Dopo una breve presentazione, e dopo che la latta dei biscotti fu completamente vuota, l'anziano guardiano mostrò loro il resto del faro, che la ragazza notò essere molto più grande di quello che appariva dall'esterno. Ogni stanza era posta ad una diversa altezza, e non vi erano corridoi, solo quella stretta scala a chiocciola che saliva dalla base alla cima. C'era un minuscolo bagno, una grossa tinozza come vasca e una più piccola come lavandino, adagiata su un armadietto di legno. Al di sopra c'era un piccolo specchio appannato, in cui Sole scorse il suo riflesso sfocato. Dopodiché l'uome li condusse alle loro stanze, una per le tre sorelle e l'altra per i ragazzi. La loro camera era piccola, con una parete ricurva e una piccola finestra. In qualche modo erano riusciti a infilarci tre letti, provvisti di pesanti lenzuola blu oceano,  un armadio e tre comodini. Su ognuno di essi era presente un portacandele in ottone, mentre sopra l'armadio stavano alcuni oggetti di navigazione: un telescopio, alcune bussole dal quadrante spezzato, un astrolabio e alcune carte nautiche arrotolate con cura. Mentre le sorelle si preparavano ad andare a letto, Sole rimase per un attimo ferma sulla soglia.  Avvertiva la presenza di Jason dietro di sé. Se lo immaginò ridere sotto i baffi, nel momento in cui sperava di coglierla di sorpresa. Ma era troppo prevedibile. Sole si voltò, chiudendo le porta alle sue spalle con un movimento fluido. Ora era lui quello stupito. Fu quella la prima cosa che notò la ragazza. La seconda fu che erano soli. Si sentivano le voci ovattate delle sorelle dalla stanza accanto, ma nulla di più.
-Allora... buonanotte- la salutó il ragazzo. La guardò intensamente per un istante, un istante in cui il cuore della ragazza cominciò a battere ad un ritmo inaudito. Sole non riuscì a fare altro che rivolgerli un timido sorriso. Ricambiò il suo sguardo, una mano appoggiata alla fredda superfice della maniglia della porta. Jason fissò quella mano con un'espressione indecifrabile, la luce nei suoi occhi che spariva.
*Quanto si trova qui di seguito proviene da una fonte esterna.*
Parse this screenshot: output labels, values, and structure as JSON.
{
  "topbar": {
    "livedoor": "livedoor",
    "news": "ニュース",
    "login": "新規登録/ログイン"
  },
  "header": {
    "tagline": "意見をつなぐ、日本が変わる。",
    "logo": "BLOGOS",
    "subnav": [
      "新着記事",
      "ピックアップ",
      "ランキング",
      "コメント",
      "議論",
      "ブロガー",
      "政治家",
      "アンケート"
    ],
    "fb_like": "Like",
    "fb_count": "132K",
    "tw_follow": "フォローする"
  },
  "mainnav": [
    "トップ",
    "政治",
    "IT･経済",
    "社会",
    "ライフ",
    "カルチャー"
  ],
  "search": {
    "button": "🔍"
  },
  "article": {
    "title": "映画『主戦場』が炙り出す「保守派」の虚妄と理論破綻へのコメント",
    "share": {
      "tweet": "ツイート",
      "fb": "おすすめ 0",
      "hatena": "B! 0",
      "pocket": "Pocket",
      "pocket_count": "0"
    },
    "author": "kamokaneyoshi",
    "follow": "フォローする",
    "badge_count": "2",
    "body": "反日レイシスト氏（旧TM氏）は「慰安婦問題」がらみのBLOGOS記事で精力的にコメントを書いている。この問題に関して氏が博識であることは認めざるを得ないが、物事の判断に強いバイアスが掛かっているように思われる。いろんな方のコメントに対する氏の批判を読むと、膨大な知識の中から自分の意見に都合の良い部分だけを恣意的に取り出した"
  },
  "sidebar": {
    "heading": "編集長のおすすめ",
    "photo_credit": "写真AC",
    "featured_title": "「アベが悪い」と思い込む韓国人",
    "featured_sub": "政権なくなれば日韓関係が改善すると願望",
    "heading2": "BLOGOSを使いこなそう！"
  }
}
Sole stava per voltarsi, bloccare quel momento frastornante che le impediva di ragionare lucidamente. Doveva aprire la porta. Girare la maniglia e tornarsene dalle sorelle. Doveva...in un impeto di pazzia la mano scivolò giù dalla maniglia. Sì, perché quello che stava per fare era una pazzia. Una completa...si alzò sulle punte dei piedi e le sue labbra sfiorarono con delicatezza la guancia del ragazzo, così leggere che per un'attimo, mentre le guance le si accendevano di rosso, quasi dubitó che se ne fosse accorto. Ma il sorriso di trionfo sulle labbra di Jason diceva tutt'altro.
-Sogni d'oro, Jason- farfugliò Sole. Tornò in camere tremante, sbattendo la porta un po' troppo forte. Senza neppure cambiarsi si lanciò sul letto. E, con il viso affondato nel cuscino, Sole sorrise.